By Chris Goldberg
TopLaxRecruits.com, Posted 7/23/14

Kerrigan Miller said competing at The Ride by Nike for the past three days was “Like nothing I have ever seen before.”

“They literally treat you like royalty,” said the Bayport-Blue Point (N.Y.) 2016 midfielder, who was named the girls’ MVP at the event held at Nike’s Beaverton headquarters. “They thought of everything possible an athlete would want.”

Katie Hoeg (left) Alyssa Murray, Kerrigan Miller (right)
Kerrigan Miller (right) is joined by fellow Long Islanders Katie Hoeg (left, top midfielder winner of Mattituck) and Alyssa Murray (Miller Place)

The event featured 100 of the top hand-picked girls and boys in the Class of 2016. Players received top coaching, were trained in the SPARQ system, competed in an All-Star Game Tuesday (see story on final awards) and took home about as much posh gear as their home state would allow.

“I had a $200 budget; I wanted to take everything,” said Miller. “It was such unbelievable gear.”

The gear was great; so was the competition, Miller said.

“There were girls from so many different states and you got to play against different styles of play,” she said. “There would be something girls from Colorado did that girls from Long Island wouldn’t do or things we’d do differently so you were always picking up everyone’s style and putting it into your play.”

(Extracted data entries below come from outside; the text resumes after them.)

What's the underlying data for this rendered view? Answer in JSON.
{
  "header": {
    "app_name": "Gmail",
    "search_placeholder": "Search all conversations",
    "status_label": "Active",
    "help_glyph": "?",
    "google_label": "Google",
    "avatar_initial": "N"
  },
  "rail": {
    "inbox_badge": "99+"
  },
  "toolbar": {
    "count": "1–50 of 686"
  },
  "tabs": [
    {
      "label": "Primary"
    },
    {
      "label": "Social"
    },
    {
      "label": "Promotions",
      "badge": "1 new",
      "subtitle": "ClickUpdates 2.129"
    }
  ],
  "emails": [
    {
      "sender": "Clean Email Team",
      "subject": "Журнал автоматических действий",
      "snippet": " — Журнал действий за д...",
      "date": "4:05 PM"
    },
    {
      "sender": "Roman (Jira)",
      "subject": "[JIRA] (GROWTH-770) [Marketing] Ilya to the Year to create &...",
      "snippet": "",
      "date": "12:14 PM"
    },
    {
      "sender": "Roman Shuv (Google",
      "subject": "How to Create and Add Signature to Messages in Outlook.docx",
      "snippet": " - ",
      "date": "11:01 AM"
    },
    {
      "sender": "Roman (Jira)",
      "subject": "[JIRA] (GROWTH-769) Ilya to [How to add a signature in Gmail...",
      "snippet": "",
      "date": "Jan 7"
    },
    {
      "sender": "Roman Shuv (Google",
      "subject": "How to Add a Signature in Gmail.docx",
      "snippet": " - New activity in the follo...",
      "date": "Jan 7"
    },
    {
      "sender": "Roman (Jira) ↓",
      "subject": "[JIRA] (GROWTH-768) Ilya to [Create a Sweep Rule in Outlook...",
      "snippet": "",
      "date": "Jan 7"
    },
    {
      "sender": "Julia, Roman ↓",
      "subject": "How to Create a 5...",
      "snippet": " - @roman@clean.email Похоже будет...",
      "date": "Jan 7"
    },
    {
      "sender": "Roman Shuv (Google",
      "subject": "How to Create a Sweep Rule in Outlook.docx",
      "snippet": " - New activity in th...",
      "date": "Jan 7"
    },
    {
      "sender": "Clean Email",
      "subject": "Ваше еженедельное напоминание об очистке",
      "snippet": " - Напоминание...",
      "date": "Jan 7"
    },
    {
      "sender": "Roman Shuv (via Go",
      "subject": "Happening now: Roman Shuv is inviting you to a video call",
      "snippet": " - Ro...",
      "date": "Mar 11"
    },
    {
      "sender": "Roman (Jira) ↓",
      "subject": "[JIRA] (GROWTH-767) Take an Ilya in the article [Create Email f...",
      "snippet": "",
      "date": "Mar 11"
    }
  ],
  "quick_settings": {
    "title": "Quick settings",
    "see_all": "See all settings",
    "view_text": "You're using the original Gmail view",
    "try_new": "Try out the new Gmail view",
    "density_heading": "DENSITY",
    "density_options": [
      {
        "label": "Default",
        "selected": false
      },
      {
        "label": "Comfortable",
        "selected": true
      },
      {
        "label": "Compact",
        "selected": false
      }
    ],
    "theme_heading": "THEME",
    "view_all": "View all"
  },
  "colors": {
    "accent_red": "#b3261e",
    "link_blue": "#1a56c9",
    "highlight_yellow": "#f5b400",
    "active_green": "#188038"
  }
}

Miller – committed to USC – also enjoyed the SPARQ training, which featured strength and conditioning drills and testing in the shuttle run, a 20-yard dash, vertical leap and a power medicine ball throw. Nike developed the SPARQ to show how quick athletes are for their size and speed, and it also measures explosiveness, power and agility.

“The SPARQ training was something I have never seen before,” she said. “The colleges use it all the time and I am asking my high school coach to make us more athletic.

“Lacrosse-wise, our coaches taught us a lot of defensive skills I never even thought of doing. We were working on more defense. Offensively, everyone was really talented but this will force me to pick up my game and work more of stick skills.”

Miller said she worked on her defense in the All-Star Game Tuesday.

“I play midfield but we had three lines so it was tough getting into a rhythm so i told my coach to put me on defense for a couple runs and I played in the back of the defense,” she said. “The first play I took a charge and that set my tone for the rest of the game.

“I got pumped up and also took a couple runs at midfield. One time we had me and Brindi Griffin (of national champion McDonogh School) and Katie Hoeg (Mattituck, NY), my best friend, and with her all the time we keep working off each other.”